Weingenuss – der Kult Seit dem Altertum nimmt der Wein in den Hochkulturen respektive im Leben der Menschen eine einzigartige Stellung ein. Sie zeichnet sich sowohl durch die Vielfältigkeit des Erzeugnisses wie auch durch eine weit darüber hinausgehende Wertvorstellung aus. Kein anderes Agrarprodukt und Genussmittel konnte jemals diesen Stellenwert erreichen. Die außergewöhnliche Wirkung, die dem Wein zugesprochen wird, besteht nur vordergründig in seinen sensorischen und berauschenden Eigenschaften. Vielmehr wird Wein mitunter als »göttliches« Getränk apostrophiert und mit einem »Mysterium« gleichgesetzt. Doch die einstmals transzendente Verbindung des Getränks Wein mit mythischen und übersinnlichen Mächten ist längst ein Relikt aus der Vergangenheit. Anstelle von Dionysos, Bacchus oder mittelalterlichen Weinheiligen weisen Beschäftigung und Umgang mit Wein heute andere Inhalte auf. Da sie aber vielfach über ökonomische Prozesse und einfache Konsumgewohnheiten hinausreichen, repräsentieren auch sie durchaus kulturelle Werte. Das Spektrum einer modernen »Weinkultur« reicht von klassischen Darstellungsformen in bildender Kunst und Musik über gelungenes Design für Ausstattung und Präsentation des Produkts Wein bis zu vielfältigen Aktivitäten, in denen Wein in folkloristischem oder festlichem Auftritt gefeiert wird.

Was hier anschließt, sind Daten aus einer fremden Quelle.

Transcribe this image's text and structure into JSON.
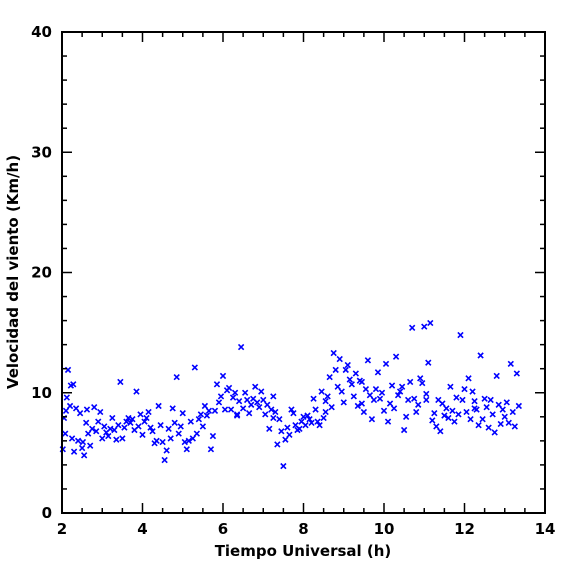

Das »Mysterium Wein« wurde somit von der »Faszination Wein« abgelöst. Derartige Veränderungen waren allerdings nur möglich, indem Wein als Konsumgut an Attraktivität gewann. Wein in der heute üblichen Bereitung und Beschaffenheit hat mit dem gleichnamigen Produkt vergangener Jahrhunderte nur noch rudimentär etwas gemein. Entscheidende Produkteigenschaften wie ein bestimmtes Maß an Bekömmlichkeit, verlässliche Qualitätsnormen und zuverlässige Herkunftsbezeichnungen sowie eine verbrauchsgerechte Angebotsgestaltung beförder-

ten in den letzten Jahrzehnten die zunehmende Popularität des Weingenusses. Weltweite Distribution und Verfügbarkeit sowie ein weitgefächertes Preisgefüge eröffneten dem »Rebensaft« nahezu alle Absatzkanäle und Marktsegmente – vom volkstümlichen Schoppenwein bis zum elitären Luxusgetränk. Unabhängig vom quantitativen Wachstum zeichneten sich in diesem Zeitraum prägnante Veränderungen bei der Güte der Erzeugnisse ab, die als Folge erheblicher Verbesserungen der Erzeugungsmethoden global zunahm. Im Weinanbau ist es vor allem die Konzentration auf bewährte und international bevorzugte Rebsorten, rationelle Bearbeitung und Ernteverfahren. Diese Grundlagen werden in der Kellerwirtschaft ergänzt durch neueste Technologie – nicht selten kombiniert mit dem Einsatz traditioneller Weinbereitung zum Beispiel im Barriqueholzfass. Ein solches stichwortartiges Profil zeitgemäßer Weinherstellung lässt sich indes nicht unisono auf die gesamte önologische Praxis übertragen. Tatsächlich führen zahlreiche Variationen erst zum eigentlichen individuellen Charakter des Erzeugnisses Wein. Die sich daraus ergebenden Differenzierungen reichen vom preiswerten, »industriell« erzeugten Produkt bis zur »handwerklich« erstellten Kreszenz als Beleg für authentische Weingewinnung. In der Tat formen spezifische Umweltfaktoren, vor allem Klima, Lage und Boden, die mit dem Fachbegriff »Terroir« umschrieben werden, die unverwechselbare Originalität eines Weines. Und gerade das Erkennen dieser Merkmale und ihres Einflusses auf das Erscheinungsbild eines Weines ist für immer mehr Menschen Anlass und Vergnügen, sich mit dem Kulturprodukt Wein zu beschäftigen. Dabei erfährt man »Kultur« übrigens in mehrfacher Weise: Zum einen in der ursprünglichsten Form als landwirtschaftliche Kultur (agricultura), aber dann vor allem in veredelter Version, und zwar als Erlebnis für die Sinne, als Stimulanz und nicht zuletzt als Medium der Geselligkeit und Kommunikation.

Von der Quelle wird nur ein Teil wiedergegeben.